Treuhandverwaltung für Rosneft: Bundesregierung sichert PCK und Arbeitsplätze
Bundesregierung verlängert Treuhandverwaltung über Rosneft Deutschland, um Versorgungssicherheit der PCK-Raffinerie in Schwedt zu gewährleisten.

Treuhandverwaltung für Rosneft: Bundesregierung sichert PCK und Arbeitsplätze
Die Treuhandverwaltung der Rosneft Deutschland GmbH und der RN Refining & Marketing GmbH dauert schon fast drei Jahre. Vor allem die Ölraffinerie PCK in Schwedt, die eine Schlüsselrolle in der wirtschaftlich schwächeren Uckermark spielt, steht im Mittelpunkt des Geschehens. SVZ berichtet, dass die Bundesregierung seit dem 15. September 2022 die Kontrolle über die Raffinerie ausgeübt hat.
In den letzten Monaten hat der Bund die Treuhandschaft bis zum 10. September 2025 verlängert. Diese Entscheidung sichert nicht nur die Energieversorgung in Ostdeutschland und Berlin, sondern trägt auch zur Arbeitsplatzsicherung von rund 1.200 Mitarbeitern bei. Michael Kellner, der parlamentarische Staatssekretär, betont die zentrale Bedeutung dieser Maßnahme für die Sicherstellung der Versorgung und die Zukunftsfähigkeit des Standorts Schwedt, wie auch auf der Website des Bundeswirtschaftsministeriums festgehalten.

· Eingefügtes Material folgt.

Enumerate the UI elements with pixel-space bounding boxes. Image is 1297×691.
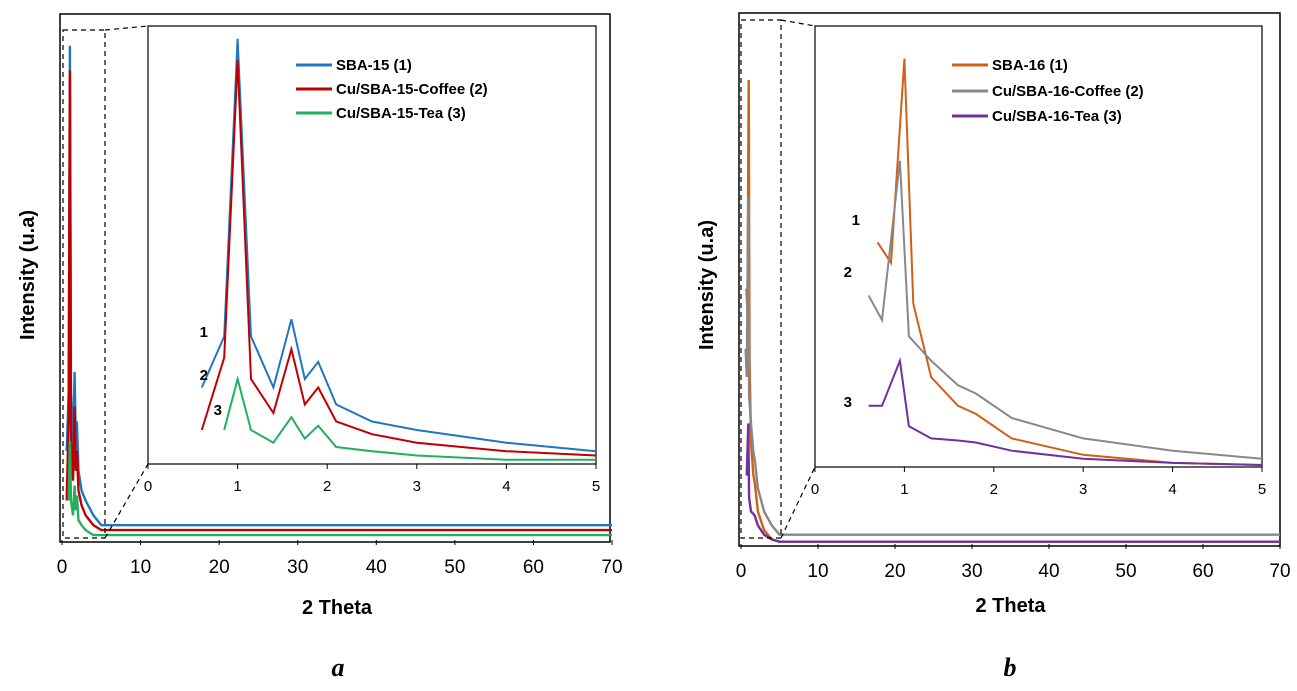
inset-series-line-3 <box>868 356 1263 466</box>
zoom-connector <box>104 463 149 539</box>
inset-series-line-1 <box>876 58 1263 466</box>
main-series-line-2 <box>744 195 1280 536</box>
inset-series-line-1 <box>200 38 597 453</box>
x-tick-label: 30 <box>287 557 308 578</box>
x-tick-label: 50 <box>444 557 465 578</box>
curve-number-label: 3 <box>214 402 222 419</box>
curve-number-label: 3 <box>844 394 852 411</box>
y-axis-label: Intensity (u.a) <box>696 220 718 350</box>
inset-x-tick-label: 4 <box>502 478 510 495</box>
legend-entry: Cu/SBA-15-Tea (3) <box>336 105 466 122</box>
zoom-connector <box>780 19 816 27</box>
main-series-line-3 <box>745 423 1280 543</box>
x-tick-label: 0 <box>57 557 68 578</box>
panel-label: a <box>332 653 345 682</box>
panel-frame <box>738 12 1281 547</box>
x-tick-label: 10 <box>130 557 151 578</box>
x-tick-label: 70 <box>601 557 622 578</box>
x-tick-label: 60 <box>523 557 544 578</box>
x-tick-label: 70 <box>1269 561 1290 582</box>
x-tick-label: 50 <box>1115 561 1136 582</box>
legend-entry: Cu/SBA-15-Coffee (2) <box>336 81 488 98</box>
inset-frame <box>147 25 597 465</box>
inset-x-tick-label: 2 <box>323 478 331 495</box>
x-tick-label: 10 <box>807 561 828 582</box>
inset-x-tick-label: 4 <box>1168 481 1176 498</box>
x-tick-label: 40 <box>366 557 387 578</box>
x-tick-label: 0 <box>736 561 747 582</box>
inset-x-tick-label: 1 <box>900 481 908 498</box>
main-series-line-2 <box>65 70 612 532</box>
y-axis-label: Intensity (u.a) <box>17 210 39 340</box>
inset-x-tick-label: 3 <box>413 478 421 495</box>
curve-number-label: 2 <box>200 367 208 384</box>
x-tick-label: 60 <box>1192 561 1213 582</box>
inset-series-line-2 <box>200 59 597 457</box>
inset-series-line-3 <box>223 375 596 461</box>
inset-x-tick-label: 0 <box>811 481 819 498</box>
curve-number-label: 1 <box>200 324 208 341</box>
legend-entry: Cu/SBA-16-Tea (3) <box>992 108 1122 125</box>
x-axis-label: 2 Theta <box>302 597 373 619</box>
inset-x-tick-label: 2 <box>990 481 998 498</box>
inset-x-tick-label: 1 <box>233 478 241 495</box>
panel-label: b <box>1004 653 1017 682</box>
inset-x-tick-label: 3 <box>1079 481 1087 498</box>
inset-x-tick-label: 5 <box>592 478 600 495</box>
panel-frame <box>59 13 611 543</box>
zoom-connector <box>104 25 149 31</box>
inset-series-line-2 <box>867 160 1263 460</box>
zoom-connector <box>780 466 816 539</box>
inset-x-tick-label: 5 <box>1258 481 1266 498</box>
x-axis-label: 2 Theta <box>975 595 1046 617</box>
curve-number-label: 1 <box>852 212 860 229</box>
zoom-region-box <box>62 29 106 539</box>
curve-number-label: 2 <box>844 264 852 281</box>
x-tick-label: 40 <box>1038 561 1059 582</box>
x-tick-label: 20 <box>884 561 905 582</box>
x-tick-label: 30 <box>961 561 982 582</box>
legend-entry: SBA-15 (1) <box>336 57 412 74</box>
legend-entry: Cu/SBA-16-Coffee (2) <box>992 83 1144 100</box>
main-series-line-3 <box>67 441 612 537</box>
legend-entry: SBA-16 (1) <box>992 57 1068 74</box>
inset-x-tick-label: 0 <box>144 478 152 495</box>
zoom-region-box <box>740 19 782 539</box>
x-tick-label: 20 <box>209 557 230 578</box>
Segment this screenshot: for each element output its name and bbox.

Wie kam es zu dieser Treuhandverwaltung? Der Anlass war die Gefährdung des Geschäftsbetriebs, die durch die Eigentümerstellung von Rosneft ausgelöst wurde. Wichtige Dienstleister und Partner waren nicht länger bereit, mit dem russischen Konzern zusammenzuarbeiten, was die Lage zusätzlich verschärfte. Die Bundesregierung hatte deshalb per Oppenhoff die Rosneft-Töchter unter Treuhandverwaltung gestellt. Diese Regelung ist Teil des Energiesicherungsgesetzes (EnSiG), das in Reaktion auf die russische Aggression gegen die Ukraine eingeführt wurde.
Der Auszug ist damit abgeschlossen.